The choreographer imagines a theatre director in communist Poland working on the play. It is the end of the day. Exhausted, he is falling asleep in the rehearsal room, as the actors rehearse – maybe in reality, maybe in his dreams, the lines are starting to blur.

 

Rambert dancers in Life is a Dream. Photo: Johan Persson.

 

Like the prince, he is imprisoned: locked behind the Iron Curtain, he is dreaming of freedom. The derelict, warehouse-like rehearsal room echoes the poverty and austerity of postwar Polish theatre-makers. Through the big, towering windows, images of the outside – attractive yet daunting – fascinate the director and the actors. But mysterious shadows give way to a realistic and sad picture of soviet Poland – concrete, anonymous blocks of flats, wooden electricity pylons trembling in the wind.

 

When the walls of the room collapse (through an absolutely fantastic effect of light and shadows), the director steps into the outside world and enters the story himself. In the second half of the piece, he becomes the protagonist of the play. But as vivid as his experience seems – Liam Francis, as the Polish theatre director, treats us to passionate and energetic dancing – he cannot get hold of his dream and goes back to the safe haven of the rehearsal room.

 

Edit Domoszlai in Life is a Dream. Photo Johan Persson.

 

Rambert’s dancers excel at Brandstrup’s fluid and smooth movement. Their feet are inaudible on the floor, lifts come in waves as if carried by the wind. They swirl, pause, collapse on the ground, recover. Sometimes a look is worth a hundred steps; sometimes a jump is stronger than a scream. At times tense and antagonistic, the dancing is always telling the story, communicating a feeling or an idea, never purposeless. Hannah Rudd, Juan Gil, Miguel Altunaga and Edit Domoszlai in particular deliver stunning performances.

 

Witold Lutos?awski’s music drives the story throughout.

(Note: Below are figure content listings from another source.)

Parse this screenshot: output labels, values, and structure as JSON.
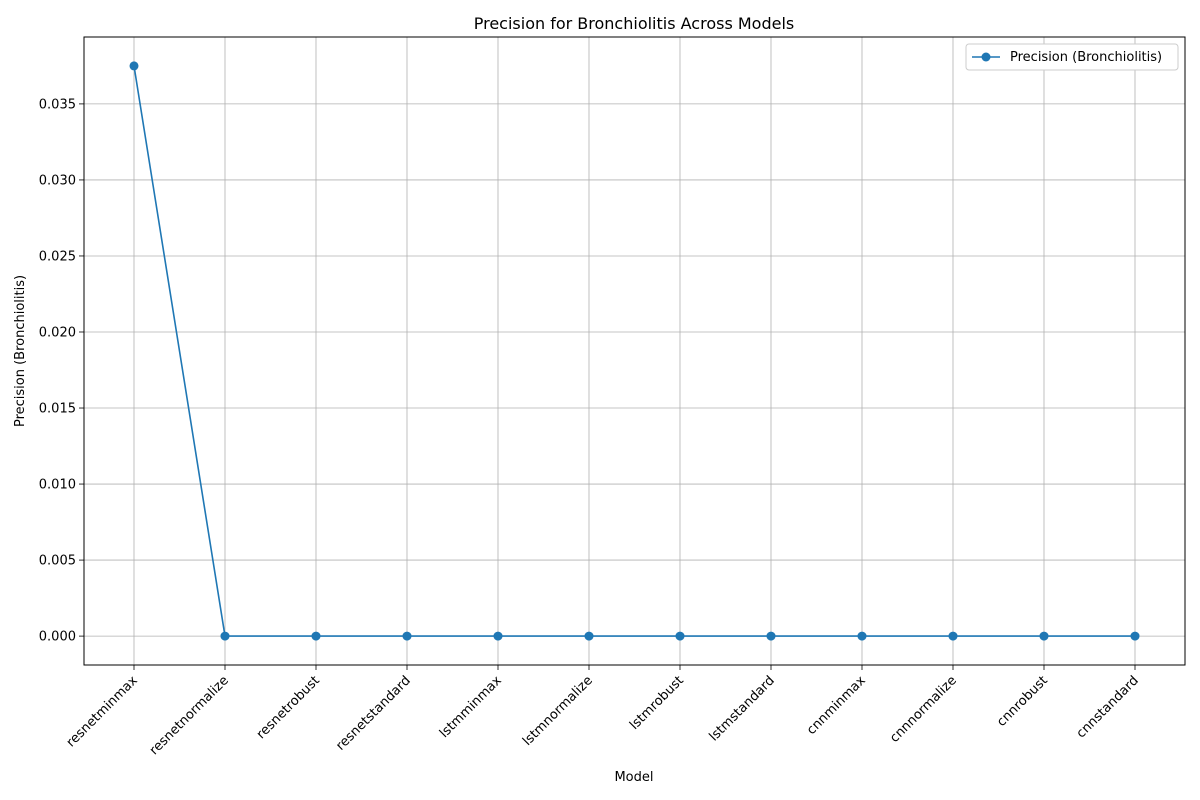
{
  "chart_data": {
    "type": "line",
    "title": "Precision for Bronchiolitis Across Models",
    "xlabel": "Model",
    "ylabel": "Precision (Bronchiolitis)",
    "categories": [
      "resnetminmax",
      "resnetnormalize",
      "resnetrobust",
      "resnetstandard",
      "lstmminmax",
      "lstmnormalize",
      "lstmrobust",
      "lstmstandard",
      "cnnminmax",
      "cnnnormalize",
      "cnnrobust",
      "cnnstandard"
    ],
    "series": [
      {
        "name": "Precision (Bronchiolitis)",
        "values": [
          0.0375,
          0,
          0,
          0,
          0,
          0,
          0,
          0,
          0,
          0,
          0,
          0
        ]
      }
    ],
    "ylim": [
      -0.0019,
      0.0394
    ],
    "yticks": [
      "0.000",
      "0.005",
      "0.010",
      "0.015",
      "0.020",
      "0.025",
      "0.030",
      "0.035"
    ],
    "ytick_values": [
      0,
      0.005,
      0.01,
      0.015,
      0.02,
      0.025,
      0.03,
      0.035
    ],
    "grid": true,
    "legend_position": "top-right",
    "color": "#1f77b4"
  }
}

Celebrated as one of the greatest 20th-century Polish composers, most of his work was created under communist repression. Mixing Polish folk influence and modernism, he echoes the images of Polish avant-garde theatre Brandstrup had in mind when creating the characters. 

 

Like Calderón, Brandstrup explores the essentially Cartesian theme of the illusion of sensory perception. Dreams feel so real that we mistake them for reality – so what if life was a dream?

 

Rambert rarely present full-length productions, preferring shorter works. But as Life is a Dream gives us the chance to enter a fascinating universe of imagination and poetry, it is a pleasure to be able enjoy it for a whole evening. 

 

 

 

Rambert are performing Life is a Dream at the Lowry until Friday, October 12.